Raphanus Sativus. Radish (Cruciferae- Dicot):
The fleshy roots of radish show a proliferation of parenchyma in the pith and in the secondary xylem, and a differentiation of concentric vascular bundles within this parenchyma. Here, the fleshy roots show a diarch primary xylem.
The normal cambium cuts off secondary phloem towards periphery and secondary xylem towards the centre. Several concentric vascular bundles are seen in the transverse section of the fleshy root. The concentric bundles are composed of secondary cambial rings with a few vascular elements in the centre.
Ipomoea Batatas. Sweet Potato (ConvoIvulaceae-Dicot):
It exhibits a complicated type of anomalous secondary thickening. In primary state the root is pentarch or hexarch. The cortex is delimited by a single-layered distinct endodermis from the stelar region.
In the normally developed but highly parenchymatous primary and secondary xylem, anomalous cambia arise around individual vessels or vessel groups and produce phloem rich in parenchyma and with some laticifers away from the vessels, and tracheary elements toward them. Massive amounts of storage parenchyma cells are developed in both the directions, thus forming the tuberous roots.
Beta Vulgaris. Beetroot (Chenopodiaceae-Dicot):
The anatomy of beet root has been described in detail by E.F. Artschwager (1924, 1926). The young beetroot possesses a diarch proto-xylem plate. The sugar beet forms its fleshy hypocotyl root organ by anomalous growth. It shows a useful type of primary and early secondary development.
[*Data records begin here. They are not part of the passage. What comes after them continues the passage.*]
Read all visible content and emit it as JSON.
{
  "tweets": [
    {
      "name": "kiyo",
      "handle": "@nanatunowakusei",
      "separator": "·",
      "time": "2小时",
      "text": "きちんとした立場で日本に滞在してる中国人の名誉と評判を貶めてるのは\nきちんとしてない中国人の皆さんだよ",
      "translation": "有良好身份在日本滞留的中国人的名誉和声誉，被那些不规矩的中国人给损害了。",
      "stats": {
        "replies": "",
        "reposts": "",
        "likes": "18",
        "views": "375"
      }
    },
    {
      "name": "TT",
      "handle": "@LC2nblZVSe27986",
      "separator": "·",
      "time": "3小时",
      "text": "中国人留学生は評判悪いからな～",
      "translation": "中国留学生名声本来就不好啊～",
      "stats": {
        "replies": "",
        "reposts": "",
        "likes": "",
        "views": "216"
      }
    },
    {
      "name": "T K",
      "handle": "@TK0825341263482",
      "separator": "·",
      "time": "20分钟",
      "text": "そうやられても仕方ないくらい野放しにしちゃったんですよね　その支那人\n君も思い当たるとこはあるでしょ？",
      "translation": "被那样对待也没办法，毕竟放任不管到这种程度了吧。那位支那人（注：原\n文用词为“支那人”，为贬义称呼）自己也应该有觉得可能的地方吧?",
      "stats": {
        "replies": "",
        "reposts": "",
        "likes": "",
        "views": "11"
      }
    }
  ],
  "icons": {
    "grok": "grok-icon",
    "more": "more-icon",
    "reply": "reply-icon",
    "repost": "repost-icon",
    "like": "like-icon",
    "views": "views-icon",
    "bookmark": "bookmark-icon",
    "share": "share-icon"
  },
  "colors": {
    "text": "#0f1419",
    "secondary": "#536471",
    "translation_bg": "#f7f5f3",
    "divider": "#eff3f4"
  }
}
The primary cambium that gives rise to the innermost vascular ring in the beet root develops in the interstitial parenchyma except opposite the two protoxylem poles where it is derived from the pericycle. The first secondary cambium in the root and lower part of the hypocotyl arises in the phloem parenchyma, whereas in the upper part of the hypocotyl is derived from the pericycle.
Later, however, a series of supernumerary cambia arise outside the normal vascular cylinder and produce several increments of vascular tissue, each consisting of a layer of parenchyma, parenchymatous xylem and parenchymatous phloem.
Practically all the supernumerary cambia that give rise to the vascular rings in the mature root have already been developed when the diameter of the young root is no greater than five millimetres or so. All the cambia are active at the same time.